The cost of refinancing can be pricy, and you might face unwanted fees equivalent to when you signed your first mortgage, such as title insurance, closing costs and more. However, there are many benefits depending on your financial situation and goals. Refinancing might help you access a lower interest rate, shorten the length of your mortgage, convert your mortgage rate or consolidate debt.
If you’re unsure about whether you need mortgage refinancing, the below information can help you decide.
If you can secure a lower interest rate, it might be worth it to refinance your mortgage – especially if you can reduce your current rate by at least 2%. This can reduce your monthly payments and help you build equity. The money you save per month might break even with the costs of refinancing in just a few years. As well, if your credit score has improved, you likely qualify for a lower interest rate.
Length of stay
If you’re going to refinance your mortgage, you should commit to staying at your home until you break even and can thereafter achieve real savings. If you’re planning to move in the next two years, refinancing is likely not the best option for you.
Equity and second mortgage
Refinancing your home is easier if you have a high equity, such as 20%. As well, if you have a home equity loan or home equity line of credit you’ll likely benefit from a refinance. If the combined total cost of all your loans is greater than the value of the loans, you could refinance all your loans into a single loan, paying a single, low rate for the entire amount.

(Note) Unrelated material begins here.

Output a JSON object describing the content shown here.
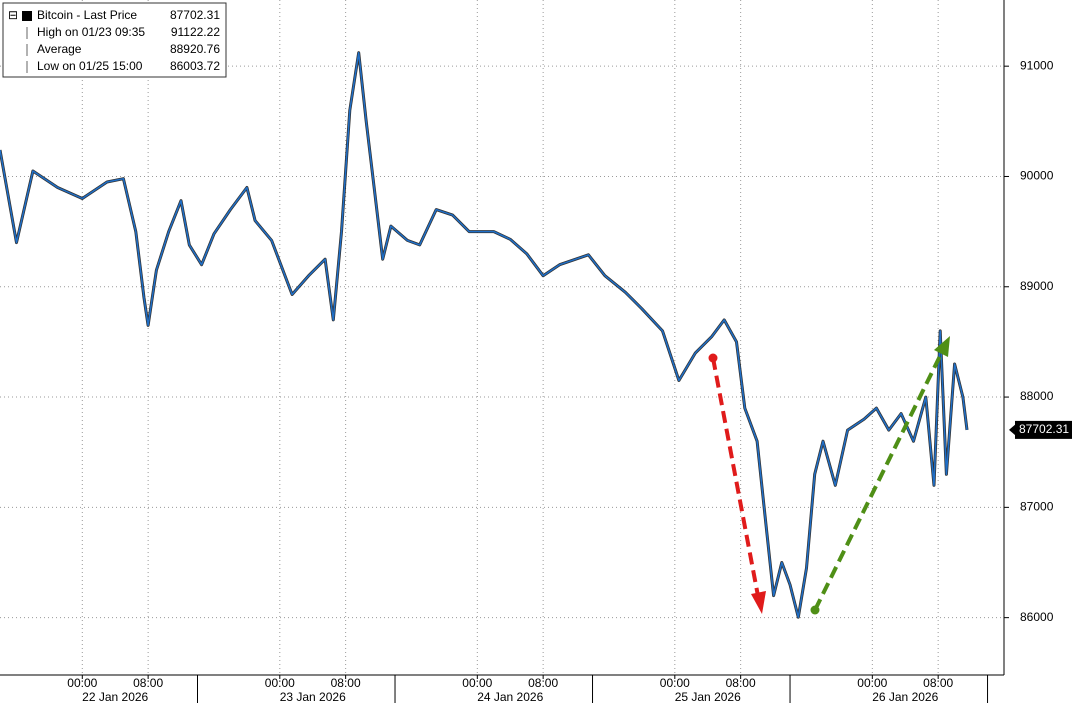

If you’re adding or removing someone from your mortgage, like a spouse, you’ll likely need to refinance to see if the additional person will qualify or if you can qualify on your own.
Adjustable or fixed
If the opportunity arises to convert to a fixed-rate mortgage, you might be able to access a lower interest rate and eliminate future rate increases. However, if you’re not planning to stay in your home for much longer, an adjustable-rate mortgage might be your best bet so you can reduce your loan’s interest rate and monthly payment.
Keeping this information in mind, you should also ensure your loan term remains the same so you can stick to your original mortgage payment schedule. Understanding whether a mortgage refinance is right for you can help save you money and time.